Это будет фильм про предательство, сказала она Адриану, когда они возвращались пешком через Татарку из реставрационной мастерской: Дарина напросилась, чтобы он взял ее посмотреть, как отчищают старые иконы. Про предательство? Но ведь мы так и не знаем, кто привел облаву к бункеру, это же только наши догадки — чье предательство, какое? Всякое. Родины. Любви. Себя.

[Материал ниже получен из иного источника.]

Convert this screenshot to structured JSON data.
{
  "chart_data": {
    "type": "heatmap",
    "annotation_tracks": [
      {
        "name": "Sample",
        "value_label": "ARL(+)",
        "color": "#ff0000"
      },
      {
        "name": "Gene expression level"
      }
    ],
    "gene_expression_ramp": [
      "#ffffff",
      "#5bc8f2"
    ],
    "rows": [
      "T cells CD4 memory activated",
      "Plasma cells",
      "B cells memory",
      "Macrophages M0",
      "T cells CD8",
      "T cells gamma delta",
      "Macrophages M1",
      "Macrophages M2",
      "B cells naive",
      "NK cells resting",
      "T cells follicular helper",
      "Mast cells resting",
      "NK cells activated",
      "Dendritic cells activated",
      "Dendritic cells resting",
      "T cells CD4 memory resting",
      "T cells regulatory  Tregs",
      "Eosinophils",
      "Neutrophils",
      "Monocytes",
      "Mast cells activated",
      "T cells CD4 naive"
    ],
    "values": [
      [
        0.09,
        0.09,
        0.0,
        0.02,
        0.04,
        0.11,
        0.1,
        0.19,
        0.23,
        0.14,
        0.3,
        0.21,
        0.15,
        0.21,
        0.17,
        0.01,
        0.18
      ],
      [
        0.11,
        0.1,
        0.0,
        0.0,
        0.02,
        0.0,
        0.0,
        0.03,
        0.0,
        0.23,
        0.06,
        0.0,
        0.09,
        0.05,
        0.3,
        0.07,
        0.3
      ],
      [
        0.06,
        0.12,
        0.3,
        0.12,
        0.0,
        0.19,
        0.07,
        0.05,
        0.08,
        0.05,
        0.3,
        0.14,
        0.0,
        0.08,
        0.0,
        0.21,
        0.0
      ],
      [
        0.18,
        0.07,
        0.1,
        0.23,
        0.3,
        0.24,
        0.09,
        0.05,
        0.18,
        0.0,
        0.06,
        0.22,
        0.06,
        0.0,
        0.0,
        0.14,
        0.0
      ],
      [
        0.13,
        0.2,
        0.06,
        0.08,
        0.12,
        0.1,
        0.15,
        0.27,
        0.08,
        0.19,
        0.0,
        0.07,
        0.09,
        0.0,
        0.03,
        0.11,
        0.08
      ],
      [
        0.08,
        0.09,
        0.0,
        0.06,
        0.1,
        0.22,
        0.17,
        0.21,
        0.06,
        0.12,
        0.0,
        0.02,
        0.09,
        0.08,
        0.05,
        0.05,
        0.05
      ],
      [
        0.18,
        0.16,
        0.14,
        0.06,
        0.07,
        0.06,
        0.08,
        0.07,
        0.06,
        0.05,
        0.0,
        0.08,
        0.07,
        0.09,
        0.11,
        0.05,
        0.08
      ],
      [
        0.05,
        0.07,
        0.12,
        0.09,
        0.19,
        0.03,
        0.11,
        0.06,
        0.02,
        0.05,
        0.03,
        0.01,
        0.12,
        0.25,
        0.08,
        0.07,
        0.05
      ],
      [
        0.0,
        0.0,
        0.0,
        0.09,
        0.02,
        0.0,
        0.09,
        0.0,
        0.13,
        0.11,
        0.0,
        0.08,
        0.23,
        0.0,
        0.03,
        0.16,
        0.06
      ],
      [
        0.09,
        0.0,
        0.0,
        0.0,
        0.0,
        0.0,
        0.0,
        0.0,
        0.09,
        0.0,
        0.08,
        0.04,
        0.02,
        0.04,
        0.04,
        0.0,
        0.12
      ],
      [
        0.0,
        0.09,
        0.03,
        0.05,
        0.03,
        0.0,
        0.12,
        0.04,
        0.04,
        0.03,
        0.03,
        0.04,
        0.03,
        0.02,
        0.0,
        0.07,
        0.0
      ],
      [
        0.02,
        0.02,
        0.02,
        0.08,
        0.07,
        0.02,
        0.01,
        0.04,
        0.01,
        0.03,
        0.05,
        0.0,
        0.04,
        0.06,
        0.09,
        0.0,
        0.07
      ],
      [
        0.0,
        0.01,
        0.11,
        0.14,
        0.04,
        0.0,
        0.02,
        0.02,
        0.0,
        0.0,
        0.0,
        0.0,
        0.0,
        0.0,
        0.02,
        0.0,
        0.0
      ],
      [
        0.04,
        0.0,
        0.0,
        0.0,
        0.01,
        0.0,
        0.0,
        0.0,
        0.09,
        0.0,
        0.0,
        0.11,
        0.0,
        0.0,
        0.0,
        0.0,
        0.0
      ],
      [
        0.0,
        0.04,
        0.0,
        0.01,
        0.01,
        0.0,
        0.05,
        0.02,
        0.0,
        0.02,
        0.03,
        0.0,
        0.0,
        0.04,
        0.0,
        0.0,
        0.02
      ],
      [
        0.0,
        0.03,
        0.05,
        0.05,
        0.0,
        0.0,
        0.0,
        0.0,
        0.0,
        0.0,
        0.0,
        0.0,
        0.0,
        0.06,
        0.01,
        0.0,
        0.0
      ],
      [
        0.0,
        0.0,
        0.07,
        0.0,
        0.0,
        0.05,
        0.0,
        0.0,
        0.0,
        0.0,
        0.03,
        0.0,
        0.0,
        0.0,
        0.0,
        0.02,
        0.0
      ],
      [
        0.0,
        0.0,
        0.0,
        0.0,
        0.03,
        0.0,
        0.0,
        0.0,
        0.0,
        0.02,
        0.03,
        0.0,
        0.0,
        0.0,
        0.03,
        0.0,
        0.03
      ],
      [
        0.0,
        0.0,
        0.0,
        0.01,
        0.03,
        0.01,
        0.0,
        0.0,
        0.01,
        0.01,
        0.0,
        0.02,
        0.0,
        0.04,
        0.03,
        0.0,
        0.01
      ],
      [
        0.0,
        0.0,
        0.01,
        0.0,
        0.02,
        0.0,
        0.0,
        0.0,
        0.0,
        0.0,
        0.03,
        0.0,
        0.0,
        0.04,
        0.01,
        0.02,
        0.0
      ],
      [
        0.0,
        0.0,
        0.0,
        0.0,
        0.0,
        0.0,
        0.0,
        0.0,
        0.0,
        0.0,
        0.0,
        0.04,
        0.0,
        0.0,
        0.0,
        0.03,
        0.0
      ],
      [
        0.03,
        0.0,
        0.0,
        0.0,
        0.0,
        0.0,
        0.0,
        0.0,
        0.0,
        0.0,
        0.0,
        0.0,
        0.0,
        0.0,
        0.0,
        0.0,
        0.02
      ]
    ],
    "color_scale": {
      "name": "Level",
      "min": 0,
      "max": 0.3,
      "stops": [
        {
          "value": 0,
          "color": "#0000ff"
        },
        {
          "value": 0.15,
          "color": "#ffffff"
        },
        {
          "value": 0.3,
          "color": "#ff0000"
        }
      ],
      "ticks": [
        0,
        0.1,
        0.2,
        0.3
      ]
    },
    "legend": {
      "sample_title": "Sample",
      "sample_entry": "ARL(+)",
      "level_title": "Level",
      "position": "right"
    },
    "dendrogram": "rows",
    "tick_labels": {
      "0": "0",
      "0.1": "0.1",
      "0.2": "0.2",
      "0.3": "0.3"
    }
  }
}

Про предательство — как дорогу, что ведет к смерти, мы об этом с тобой уже говорили — за каждое предательство кто-то так или иначе должен заплатить, чтоб выправить нарушенный им в мире баланс сил. Чем больше предательство, тем больше жертвы.
Так когда вы начинаете? Уже завтра — я пригласила Антошу к нам на ужин, обговорим изменения в сценарии, может, у него тоже какие-нибудь идеи возникнут — как-никак, нас уже трое! Нас и так уже трое. Без Антоши. Ну-у-у, малюська еще не в команде!
Так это потому ты нынче такой тарарам в квартире устроила — просматривала архив? Да, и знаешь, что обнаружила? На диктофоне, помнишь, он у меня, когда мы возвращались с бухаловской рыбалки, работал в сумочке, весь наш разговор записал, — так там в начале, представь себе, Павел Иванович говорит! Правда? Как же это получилось? Откуда мне знать — может, кнопка записи как-то придавилась, еще там, на берегу, когда он нам на прощание порывался рыбу впихнуть, — что именно он говорит, разобрать невозможно, такой дразнящий бубнеж, как за стеной, бу-бу-бу, настойчиво, будто никак не пробьется, только тембр и интонации, больше ничего, — и знаешь, очень странное впечатление у меня от этого голоса, когда он вот так очищен до голой звуковой материи, он такой, словно я его где-то слышала, те же интонации, какие-то ужасно знакомые, будто от кого-то близкого… Я не придумываю, поверь. Я эту запись даже стереть не смогла, хотя к делу она никак не относится. А заканчивается знаешь чем? Тобой, твоим голосом — там, где ты говоришь, что я беременна. Впервые говоришь. Так странно, знаешь… Адриан повел плечом: и что тут странного? Не знаю, задумчиво протянула Дарина, словно всё еще под впечатлением от этого чужого голоса, — наверное, суеверной становлюсь.